-Знаешь, - начала Дорис интонационно выделенным, особенным тоном, и Ковальски автоматически отметил, что начала она с риторического вопроса. Да откуда бы ему знать? Что за дикая манера начинать беседу с вопроса типа «Знаешь что?» или « А знаешь, что мы делали вчера?». Таким образом, собеседник как будто снимает с себя ответственность за инициативу беседы. Это уже не он стремится тебе что-то поведать, а ты сам у него спрашиваешь, а ему не остается ничего иного как тебе отвечать. Поэтому некоторым людям стоит говорить «Нет, не знаю и знать не хочу». Дорис он этого сказать не мог, даже если и следовало бы.
-Знаешь, а ведь я никогда раньше не видела тебя в деле.
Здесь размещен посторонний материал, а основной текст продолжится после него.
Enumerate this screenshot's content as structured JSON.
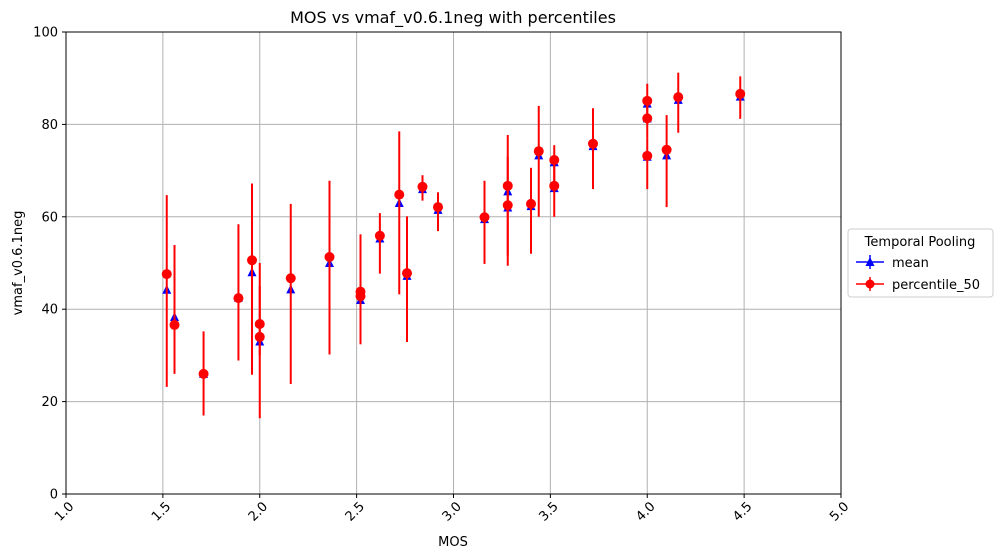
{
  "chart_data": {
    "type": "scatter",
    "title": "MOS vs vmaf_v0.6.1neg with percentiles",
    "xlabel": "MOS",
    "ylabel": "vmaf_v0.6.1neg",
    "xlim": [
      1.0,
      5.0
    ],
    "ylim": [
      0,
      100
    ],
    "xticks": [
      "1.0",
      "1.5",
      "2.0",
      "2.5",
      "3.0",
      "3.5",
      "4.0",
      "4.5",
      "5.0"
    ],
    "yticks": [
      "0",
      "20",
      "40",
      "60",
      "80",
      "100"
    ],
    "grid": true,
    "legend": {
      "title": "Temporal Pooling",
      "placement": "outside-right"
    },
    "series": [
      {
        "name": "mean",
        "color": "#0000ff",
        "marker": "triangle",
        "points": [
          [
            1.52,
            44.2
          ],
          [
            1.56,
            38.3
          ],
          [
            1.71,
            26.0
          ],
          [
            1.89,
            42.5
          ],
          [
            1.96,
            48.0
          ],
          [
            2.0,
            33.0
          ],
          [
            2.0,
            37.0
          ],
          [
            2.16,
            44.3
          ],
          [
            2.36,
            50.0
          ],
          [
            2.52,
            42.0
          ],
          [
            2.52,
            43.5
          ],
          [
            2.62,
            55.3
          ],
          [
            2.72,
            63.0
          ],
          [
            2.76,
            47.2
          ],
          [
            2.84,
            66.0
          ],
          [
            2.92,
            61.5
          ],
          [
            3.16,
            59.5
          ],
          [
            3.28,
            62.0
          ],
          [
            3.28,
            65.5
          ],
          [
            3.4,
            62.3
          ],
          [
            3.44,
            73.3
          ],
          [
            3.52,
            66.2
          ],
          [
            3.52,
            71.8
          ],
          [
            3.72,
            75.3
          ],
          [
            4.0,
            73.0
          ],
          [
            4.0,
            81.3
          ],
          [
            4.0,
            84.5
          ],
          [
            4.1,
            73.3
          ],
          [
            4.16,
            85.3
          ],
          [
            4.48,
            86.0
          ]
        ]
      },
      {
        "name": "percentile_50",
        "color": "#ff0000",
        "marker": "circle",
        "points": [
          [
            1.52,
            47.6,
            23.2,
            64.7
          ],
          [
            1.56,
            36.6,
            26.0,
            53.9
          ],
          [
            1.71,
            26.0,
            17.0,
            35.2
          ],
          [
            1.89,
            42.4,
            28.9,
            58.4
          ],
          [
            1.96,
            50.6,
            25.8,
            67.2
          ],
          [
            2.0,
            34.0,
            16.4,
            50.0
          ],
          [
            2.0,
            36.8,
            30.0,
            45.0
          ],
          [
            2.16,
            46.7,
            23.8,
            62.8
          ],
          [
            2.36,
            51.3,
            30.2,
            67.8
          ],
          [
            2.52,
            42.8,
            32.4,
            56.2
          ],
          [
            2.52,
            43.8,
            38.0,
            52.0
          ],
          [
            2.62,
            55.9,
            47.7,
            60.8
          ],
          [
            2.72,
            64.8,
            43.2,
            78.5
          ],
          [
            2.76,
            47.8,
            32.9,
            60.1
          ],
          [
            2.84,
            66.5,
            63.5,
            69.0
          ],
          [
            2.92,
            62.1,
            56.9,
            65.3
          ],
          [
            3.16,
            59.9,
            49.8,
            67.8
          ],
          [
            3.28,
            62.5,
            49.4,
            73.0
          ],
          [
            3.28,
            66.7,
            51.6,
            77.7
          ],
          [
            3.4,
            62.8,
            52.0,
            70.6
          ],
          [
            3.44,
            74.2,
            60.0,
            84.0
          ],
          [
            3.52,
            66.7,
            60.0,
            71.0
          ],
          [
            3.52,
            72.3,
            66.0,
            75.5
          ],
          [
            3.72,
            75.8,
            66.0,
            83.5
          ],
          [
            4.0,
            73.2,
            66.0,
            77.0
          ],
          [
            4.0,
            81.3,
            77.0,
            85.0
          ],
          [
            4.0,
            85.1,
            80.0,
            88.8
          ],
          [
            4.1,
            74.5,
            62.1,
            82.0
          ],
          [
            4.16,
            85.9,
            78.2,
            91.2
          ],
          [
            4.48,
            86.6,
            81.2,
            90.4
          ]
        ]
      }
    ]
  }
}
Ковальски мысленно поморщился. «В деле» звучало так затаскано-киношно, так штамповано, как будто это сказала не живая Дорис а героиня фильма-Дорис, сделанная под трафарет режиссерских условностей. В каком, прости господи, деле? В бою? Она ведь и раньше знала, чем он занимается. Если вернулся живым – значит, победил, или, во всяком случае, не проиграл. Как известно, «хочешь быть женой генерала – выходи за лейтенанта» - шутка с такой долей горькой правды, что ее следовало бы запретить законом.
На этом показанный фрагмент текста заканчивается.